Recio batallar el de las caballerías patriota y realista en Junín.

Un solo pistoletazo (que en Junín no se gastó más pólvora), y media hora de esgrimir lanza y sable. Combate de centauros más que de hombres.

Canterac, seguido de su clarín de órdenes, recorría el campo, y el clarín tocaba incesantemente a degüello.

Ese clarín parecía tener el don de la ubicuidad. Se le oía resonar en todas partes: era como la simbólica trompeta del juicio final. «A la izquierda, a la derecha, en el centro, a retaguardia, siempre el clarín. Mientras él resonara no era posible la victoria. El clarín español, él solo, mantenía indeciso el éxito». (Capella Toledo).

Necochea y Miller enviaron algunas mitades en direcciones diversas, sin más encargo que el de hacer enmudecer ese maldecido clarín.

Empeño inútil. El fatídico clarín resonaba sin descanso, y sus ecos eran cada vez más siniestros para la caballería patriota, en cuyas filas empezaba a cundir el desorden.

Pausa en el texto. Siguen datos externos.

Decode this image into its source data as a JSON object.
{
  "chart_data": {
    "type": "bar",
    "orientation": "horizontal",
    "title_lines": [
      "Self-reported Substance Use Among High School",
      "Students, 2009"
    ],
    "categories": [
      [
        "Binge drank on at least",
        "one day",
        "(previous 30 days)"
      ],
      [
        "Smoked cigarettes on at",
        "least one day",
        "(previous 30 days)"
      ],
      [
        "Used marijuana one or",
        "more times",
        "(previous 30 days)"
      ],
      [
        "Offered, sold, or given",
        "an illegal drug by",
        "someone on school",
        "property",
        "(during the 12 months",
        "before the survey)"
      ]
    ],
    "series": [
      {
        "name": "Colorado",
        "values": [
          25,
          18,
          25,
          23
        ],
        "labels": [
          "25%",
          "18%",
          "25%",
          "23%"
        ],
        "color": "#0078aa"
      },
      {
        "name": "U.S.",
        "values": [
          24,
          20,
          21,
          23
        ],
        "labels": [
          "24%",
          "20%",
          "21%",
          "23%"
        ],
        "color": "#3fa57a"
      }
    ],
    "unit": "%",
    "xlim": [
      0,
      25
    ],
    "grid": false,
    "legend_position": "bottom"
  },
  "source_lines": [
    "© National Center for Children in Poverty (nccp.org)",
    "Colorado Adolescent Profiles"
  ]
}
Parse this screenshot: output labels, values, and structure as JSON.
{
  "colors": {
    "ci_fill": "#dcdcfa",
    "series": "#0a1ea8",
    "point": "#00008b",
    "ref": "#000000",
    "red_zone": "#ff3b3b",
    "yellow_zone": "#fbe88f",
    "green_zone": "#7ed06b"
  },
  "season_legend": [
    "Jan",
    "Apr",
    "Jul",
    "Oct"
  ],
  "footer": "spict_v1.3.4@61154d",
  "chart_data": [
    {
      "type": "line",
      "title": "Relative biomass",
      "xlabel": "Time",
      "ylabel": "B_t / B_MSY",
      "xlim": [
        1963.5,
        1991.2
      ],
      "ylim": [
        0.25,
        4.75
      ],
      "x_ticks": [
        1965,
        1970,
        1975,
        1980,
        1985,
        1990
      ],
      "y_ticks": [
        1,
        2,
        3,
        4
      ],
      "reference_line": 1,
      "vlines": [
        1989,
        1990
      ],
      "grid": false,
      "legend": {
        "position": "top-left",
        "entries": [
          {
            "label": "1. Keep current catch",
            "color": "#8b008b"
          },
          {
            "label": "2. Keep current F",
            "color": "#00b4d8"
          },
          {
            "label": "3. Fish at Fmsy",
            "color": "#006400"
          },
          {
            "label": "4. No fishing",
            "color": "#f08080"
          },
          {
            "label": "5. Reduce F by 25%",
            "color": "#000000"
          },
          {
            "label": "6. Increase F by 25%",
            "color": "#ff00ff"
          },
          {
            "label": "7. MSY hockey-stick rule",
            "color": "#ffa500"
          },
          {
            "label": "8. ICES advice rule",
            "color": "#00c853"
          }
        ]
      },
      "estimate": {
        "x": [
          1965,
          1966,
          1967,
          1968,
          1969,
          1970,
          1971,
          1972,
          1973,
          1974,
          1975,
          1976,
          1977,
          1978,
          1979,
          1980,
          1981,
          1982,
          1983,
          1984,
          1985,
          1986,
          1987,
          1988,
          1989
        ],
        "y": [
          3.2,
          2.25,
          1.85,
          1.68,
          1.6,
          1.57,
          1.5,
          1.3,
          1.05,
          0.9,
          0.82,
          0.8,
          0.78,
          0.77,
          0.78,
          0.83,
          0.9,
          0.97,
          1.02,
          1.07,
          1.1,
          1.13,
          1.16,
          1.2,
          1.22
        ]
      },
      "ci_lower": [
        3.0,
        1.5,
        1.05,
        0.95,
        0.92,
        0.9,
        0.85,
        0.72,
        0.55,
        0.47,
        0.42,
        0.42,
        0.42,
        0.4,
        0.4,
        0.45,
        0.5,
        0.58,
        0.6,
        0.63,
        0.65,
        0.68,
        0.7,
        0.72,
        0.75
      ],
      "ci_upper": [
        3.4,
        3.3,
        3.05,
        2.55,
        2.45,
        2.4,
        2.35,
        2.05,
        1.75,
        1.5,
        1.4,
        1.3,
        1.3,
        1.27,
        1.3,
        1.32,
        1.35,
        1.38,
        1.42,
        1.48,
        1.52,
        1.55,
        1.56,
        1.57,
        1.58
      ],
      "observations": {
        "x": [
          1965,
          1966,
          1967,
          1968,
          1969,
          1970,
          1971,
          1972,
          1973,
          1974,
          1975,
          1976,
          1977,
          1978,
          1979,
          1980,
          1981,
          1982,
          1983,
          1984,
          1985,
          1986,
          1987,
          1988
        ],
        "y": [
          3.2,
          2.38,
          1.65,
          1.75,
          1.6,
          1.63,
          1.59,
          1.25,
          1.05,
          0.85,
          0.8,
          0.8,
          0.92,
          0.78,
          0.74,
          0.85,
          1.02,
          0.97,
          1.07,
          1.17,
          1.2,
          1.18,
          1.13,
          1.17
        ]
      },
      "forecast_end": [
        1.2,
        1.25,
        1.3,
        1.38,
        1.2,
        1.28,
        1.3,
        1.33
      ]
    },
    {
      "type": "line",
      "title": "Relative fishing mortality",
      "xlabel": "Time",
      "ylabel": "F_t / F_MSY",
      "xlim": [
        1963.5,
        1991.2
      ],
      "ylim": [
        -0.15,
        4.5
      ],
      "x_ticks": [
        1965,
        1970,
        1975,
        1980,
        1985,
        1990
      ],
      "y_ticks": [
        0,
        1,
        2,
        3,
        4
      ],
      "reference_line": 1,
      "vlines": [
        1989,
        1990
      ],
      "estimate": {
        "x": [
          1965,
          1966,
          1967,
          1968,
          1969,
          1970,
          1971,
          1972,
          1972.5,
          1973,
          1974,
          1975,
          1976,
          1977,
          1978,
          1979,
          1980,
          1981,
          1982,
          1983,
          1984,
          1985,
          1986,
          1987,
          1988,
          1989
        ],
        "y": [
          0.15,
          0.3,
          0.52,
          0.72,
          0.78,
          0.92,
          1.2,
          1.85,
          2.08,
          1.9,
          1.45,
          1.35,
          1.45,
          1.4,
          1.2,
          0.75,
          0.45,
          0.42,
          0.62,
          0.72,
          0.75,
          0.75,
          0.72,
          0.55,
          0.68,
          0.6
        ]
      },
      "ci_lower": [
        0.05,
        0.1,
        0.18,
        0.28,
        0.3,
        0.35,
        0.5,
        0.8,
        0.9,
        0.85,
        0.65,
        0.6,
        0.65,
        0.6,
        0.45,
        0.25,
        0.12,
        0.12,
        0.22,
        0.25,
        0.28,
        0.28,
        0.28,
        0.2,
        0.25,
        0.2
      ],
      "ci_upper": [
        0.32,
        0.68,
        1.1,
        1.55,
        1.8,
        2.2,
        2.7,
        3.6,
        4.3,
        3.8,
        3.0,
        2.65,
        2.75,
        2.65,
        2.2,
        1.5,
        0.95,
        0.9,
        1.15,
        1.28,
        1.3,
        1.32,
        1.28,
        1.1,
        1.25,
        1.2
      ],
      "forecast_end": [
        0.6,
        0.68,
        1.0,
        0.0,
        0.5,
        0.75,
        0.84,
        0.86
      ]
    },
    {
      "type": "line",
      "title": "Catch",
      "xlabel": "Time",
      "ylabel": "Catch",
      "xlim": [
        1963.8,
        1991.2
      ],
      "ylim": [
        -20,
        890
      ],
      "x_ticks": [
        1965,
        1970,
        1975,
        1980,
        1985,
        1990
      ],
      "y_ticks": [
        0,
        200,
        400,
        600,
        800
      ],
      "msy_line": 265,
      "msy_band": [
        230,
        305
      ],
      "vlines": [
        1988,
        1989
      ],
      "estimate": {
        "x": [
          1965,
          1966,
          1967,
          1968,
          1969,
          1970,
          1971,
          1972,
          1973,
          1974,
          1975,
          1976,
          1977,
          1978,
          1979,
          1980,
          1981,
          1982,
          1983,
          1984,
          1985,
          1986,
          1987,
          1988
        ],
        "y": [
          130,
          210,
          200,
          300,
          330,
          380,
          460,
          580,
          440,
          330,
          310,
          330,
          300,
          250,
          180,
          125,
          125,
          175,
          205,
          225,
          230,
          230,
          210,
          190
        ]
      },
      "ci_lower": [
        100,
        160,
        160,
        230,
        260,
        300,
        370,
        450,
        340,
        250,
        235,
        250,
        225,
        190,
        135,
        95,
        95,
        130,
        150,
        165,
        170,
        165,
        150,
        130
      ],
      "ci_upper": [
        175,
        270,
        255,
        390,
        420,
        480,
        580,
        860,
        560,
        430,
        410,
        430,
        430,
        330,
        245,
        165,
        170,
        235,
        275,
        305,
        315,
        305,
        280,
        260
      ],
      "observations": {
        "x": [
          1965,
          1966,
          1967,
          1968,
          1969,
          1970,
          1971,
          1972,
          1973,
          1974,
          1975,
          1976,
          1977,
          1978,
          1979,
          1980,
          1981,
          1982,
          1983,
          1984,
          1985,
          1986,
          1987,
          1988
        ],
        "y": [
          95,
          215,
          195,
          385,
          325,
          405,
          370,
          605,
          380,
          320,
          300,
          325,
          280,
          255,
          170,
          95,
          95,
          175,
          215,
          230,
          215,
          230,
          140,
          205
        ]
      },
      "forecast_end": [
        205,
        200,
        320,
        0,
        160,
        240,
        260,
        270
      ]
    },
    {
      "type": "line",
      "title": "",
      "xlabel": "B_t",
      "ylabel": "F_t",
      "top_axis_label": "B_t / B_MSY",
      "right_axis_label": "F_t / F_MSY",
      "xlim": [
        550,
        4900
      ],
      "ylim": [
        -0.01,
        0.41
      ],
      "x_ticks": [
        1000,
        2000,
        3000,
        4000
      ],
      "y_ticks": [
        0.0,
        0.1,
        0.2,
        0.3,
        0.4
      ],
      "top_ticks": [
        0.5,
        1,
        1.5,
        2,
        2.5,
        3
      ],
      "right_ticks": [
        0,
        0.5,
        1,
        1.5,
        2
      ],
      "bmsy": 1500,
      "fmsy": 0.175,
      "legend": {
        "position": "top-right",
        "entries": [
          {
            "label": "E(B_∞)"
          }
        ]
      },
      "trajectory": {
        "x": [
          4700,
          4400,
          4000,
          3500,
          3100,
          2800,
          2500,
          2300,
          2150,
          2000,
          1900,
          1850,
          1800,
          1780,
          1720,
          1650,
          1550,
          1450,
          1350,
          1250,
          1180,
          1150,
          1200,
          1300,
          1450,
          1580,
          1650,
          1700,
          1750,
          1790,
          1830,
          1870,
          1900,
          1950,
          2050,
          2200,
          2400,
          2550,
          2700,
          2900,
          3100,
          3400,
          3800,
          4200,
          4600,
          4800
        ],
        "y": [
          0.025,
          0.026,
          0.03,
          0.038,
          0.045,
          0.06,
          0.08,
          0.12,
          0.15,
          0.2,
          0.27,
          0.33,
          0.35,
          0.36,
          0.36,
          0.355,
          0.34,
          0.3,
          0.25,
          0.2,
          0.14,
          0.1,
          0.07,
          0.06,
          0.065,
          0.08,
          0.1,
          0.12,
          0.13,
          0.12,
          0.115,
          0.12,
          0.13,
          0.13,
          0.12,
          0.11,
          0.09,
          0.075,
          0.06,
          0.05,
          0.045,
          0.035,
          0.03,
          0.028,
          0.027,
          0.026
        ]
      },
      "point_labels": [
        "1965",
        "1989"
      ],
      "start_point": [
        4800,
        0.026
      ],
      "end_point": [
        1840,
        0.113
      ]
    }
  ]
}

Necochea, acribillado de heridas, caía del caballo diciendo al capitán Herrán (después general y presidente de Colombia):

-Capitán, déjeme morir; pero acalle antes ese clarín.

Y la caballería realista ganaba terreno; y un sargento, Soto (limeño que murió en 1882 en la clase de comandante), tomaba prisionero a Necochea, poniéndolo a la grupa de su corcel.

Puede escribirse que la derrota estaba consumada. El sol de los incas se eclipsaba y la estrella de Bolívar palidecía.

De pronto cesó de oírse el atronador, el mágico clarín. ¿Qué había pasado?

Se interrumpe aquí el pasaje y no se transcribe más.